Posted on July 21, 2011 by Art Feierman

The RS15 seems about comparable to the Mitsubishi as well, but it does not use a dynamic iris. That would indicate that in an even darker (dark) scene (such as the Bond night train), the iris will get the Mitsubishi a touch blacker than this JVC, although the RS25/RS35/RS50/RS60 will still have the advantage.

Finally, a little side by side imagery. On the left is the HC9000D, on the right the JVC HD250.

Note there are two images. I mentioned elsewhere that the HC9000 (on the left) iris is a slow one.

The first image was taken immediately after putting up a black screen, and pausing. The image immediately below it let a black frame run for a several seconds before taking the picture. The first one indicates roughly what the dynamic iris will do on the Mitsubishi, rather quickly. However, if the dark scene is very long, the blacks will continue to drop it seems, until you get the second image.

hc9000d vs hd250 black2 large
hc9000d vs hd250 black1 large

In other words, on long dark scenes, the Mits will produce blacks at least as good as the JVC, but on shorter scenes, the JVC will have the better blacks.

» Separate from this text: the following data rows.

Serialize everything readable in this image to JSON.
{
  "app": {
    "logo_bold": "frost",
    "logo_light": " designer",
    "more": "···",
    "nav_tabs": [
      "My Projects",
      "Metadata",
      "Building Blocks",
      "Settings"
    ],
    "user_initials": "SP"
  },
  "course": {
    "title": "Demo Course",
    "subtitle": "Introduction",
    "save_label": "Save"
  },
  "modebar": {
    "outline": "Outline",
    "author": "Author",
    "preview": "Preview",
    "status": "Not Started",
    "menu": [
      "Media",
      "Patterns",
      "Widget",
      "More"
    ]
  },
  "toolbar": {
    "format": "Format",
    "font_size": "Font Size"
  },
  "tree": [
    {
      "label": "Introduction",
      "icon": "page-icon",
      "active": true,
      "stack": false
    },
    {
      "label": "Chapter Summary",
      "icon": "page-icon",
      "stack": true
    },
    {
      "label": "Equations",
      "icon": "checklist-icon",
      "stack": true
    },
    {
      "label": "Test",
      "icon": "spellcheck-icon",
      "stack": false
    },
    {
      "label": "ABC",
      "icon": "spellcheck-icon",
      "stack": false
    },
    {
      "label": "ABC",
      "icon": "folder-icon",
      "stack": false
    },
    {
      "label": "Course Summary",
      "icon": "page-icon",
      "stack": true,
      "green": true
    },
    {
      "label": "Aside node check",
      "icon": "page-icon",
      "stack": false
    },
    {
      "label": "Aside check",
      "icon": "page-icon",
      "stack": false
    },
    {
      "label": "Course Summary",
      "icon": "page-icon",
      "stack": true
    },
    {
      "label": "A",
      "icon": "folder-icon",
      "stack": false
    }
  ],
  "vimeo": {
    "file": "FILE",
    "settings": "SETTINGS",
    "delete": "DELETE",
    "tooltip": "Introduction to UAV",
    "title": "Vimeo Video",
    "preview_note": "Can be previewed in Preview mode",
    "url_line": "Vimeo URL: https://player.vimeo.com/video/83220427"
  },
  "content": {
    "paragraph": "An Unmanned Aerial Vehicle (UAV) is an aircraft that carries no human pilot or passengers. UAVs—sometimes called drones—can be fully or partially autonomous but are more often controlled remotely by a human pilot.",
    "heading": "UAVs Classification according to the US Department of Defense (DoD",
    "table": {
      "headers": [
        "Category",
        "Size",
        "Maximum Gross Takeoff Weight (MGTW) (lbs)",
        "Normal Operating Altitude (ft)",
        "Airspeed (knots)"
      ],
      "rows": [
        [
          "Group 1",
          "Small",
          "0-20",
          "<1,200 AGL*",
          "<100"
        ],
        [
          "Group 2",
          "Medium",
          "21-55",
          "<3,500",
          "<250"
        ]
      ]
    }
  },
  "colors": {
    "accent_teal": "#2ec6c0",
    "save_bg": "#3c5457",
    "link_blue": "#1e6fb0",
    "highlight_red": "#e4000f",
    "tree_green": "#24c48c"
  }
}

One other point. You can clearly see the hot lower right corner on this HC9000D. Uneven backgrounds always exist to some degree or another. This leve of hot spot is barely detectable on dark scenes, but still worse than one would expect as an owner. Uneven backgrounds are often related to minor imprecisions that can come from too much shipping violence. Review units do a lot of traveling, so we're used to a spike like this, but you normally shouldn't expect any unevenness to be noticeable under casual viewing. In this case the JVC HD250 does better.